School allocations will be calculated on a per pupil basis. Mainstream schools will get £80 for each pupil in from reception to year 11 inclusive. For mainstream schools, funding will be calculated using 4 to 15 pupil headcount from the October 2020 census.
Using catch-up funding
Schools have autonomy in how to best use their funding to best suit their cohort and circumstances. In principle, funding is to be used for specific activities that will help pupils catch up on missed education; to support pupils to catch up for lost teaching over the previous months, in line with the curriculum expectations for the next academic year. It will be used in unison with the pupil premium funding to ensure a rounded approach to closing the attainment gap and ensuring the best outcomes for our pupils.
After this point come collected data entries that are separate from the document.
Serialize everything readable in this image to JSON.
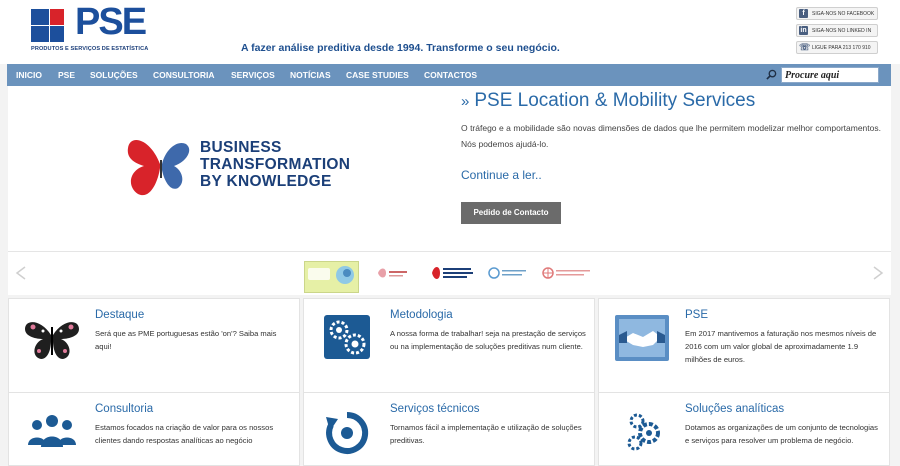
{
  "brand": {
    "name": "PSE",
    "subtitle": "PRODUTOS E SERVIÇOS DE ESTATÍSTICA",
    "tagline": "A fazer análise preditiva desde 1994. Transforme o seu negócio.",
    "color": "#1c4f9c"
  },
  "social": {
    "facebook": "SIGA-NOS NO FACEBOOK",
    "linkedin": "SIGA-NOS NO LINKED IN",
    "phone": "LIGUE PARA 213 170 910"
  },
  "nav": {
    "items": [
      "INICIO",
      "PSE",
      "SOLUÇÕES",
      "CONSULTORIA",
      "SERVIÇOS",
      "NOTÍCIAS",
      "CASE STUDIES",
      "CONTACTOS"
    ],
    "search_value": "Procure aqui",
    "bar_color": "#6b93bd"
  },
  "hero": {
    "logo_text": "BUSINESS\nTRANSFORMATION\nBY KNOWLEDGE",
    "arrow": "»",
    "title": "PSE Location & Mobility Services",
    "body": "O tráfego e a mobilidade são novas dimensões de dados que lhe permitem modelizar melhor comportamentos. Nós podemos ajudá-lo.",
    "link": "Continue a ler..",
    "cta": "Pedido de Contacto"
  },
  "cards": [
    {
      "title": "Destaque",
      "text": "Será que as PME portuguesas estão 'on'? Saiba mais aqui!",
      "icon": "butterfly-icon"
    },
    {
      "title": "Metodologia",
      "text": "A nossa forma de trabalhar! seja na prestação de serviços ou na implementação de soluções preditivas num cliente.",
      "icon": "gears-icon"
    },
    {
      "title": "PSE",
      "text": "Em 2017 mantivemos a faturação nos mesmos níveis de 2016 com um valor global de aproximadamente 1.9 milhões de euros.",
      "icon": "handshake-icon"
    },
    {
      "title": "Consultoria",
      "text": "Estamos focados na criação de valor para os nossos clientes dando respostas analíticas ao negócio",
      "icon": "people-icon"
    },
    {
      "title": "Serviços técnicos",
      "text": "Tornamos fácil a implementação e utilização de soluções preditivas.",
      "icon": "cycle-icon"
    },
    {
      "title": "Soluções analíticas",
      "text": "Dotamos as organizações de um conjunto de tecnologias e serviços para resolver um problema de negócio.",
      "icon": "cogs-icon"
    }
  ]
}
To support schools to make the best use of this funding, the Education Endowment Foundation (EEF) has published a coronavirus (COVID-19) support guide for schools with evidence-based approaches to catch up for all students. This guide has been used by Downderry to implement its catch-up plan effectively, based on sound educational research. Ref. EEF, The school planning guide: 2020 to 2021.
Downderry’s catch up Premium Strategy is organised as follows:
Accountability: school leaders and governors
School leaders are accountable and must be able to show they are using the funding to resume teaching a normal curriculum as quickly as possible following partial or full school closure.
Governors and trustees should scrutinise schools’ approaches to catch-up from September 2020, including their plans for and use of catch-up funding. This should include consideration of whether schools are spending this funding in line with their catch-up priorities, and ensuring appropriate transparency for parents.
Monitoring by Ofsted
Ofsted visits will include discussions about how schools are using their catch-up funding to ensure the curriculum has a positive impact on all pupils.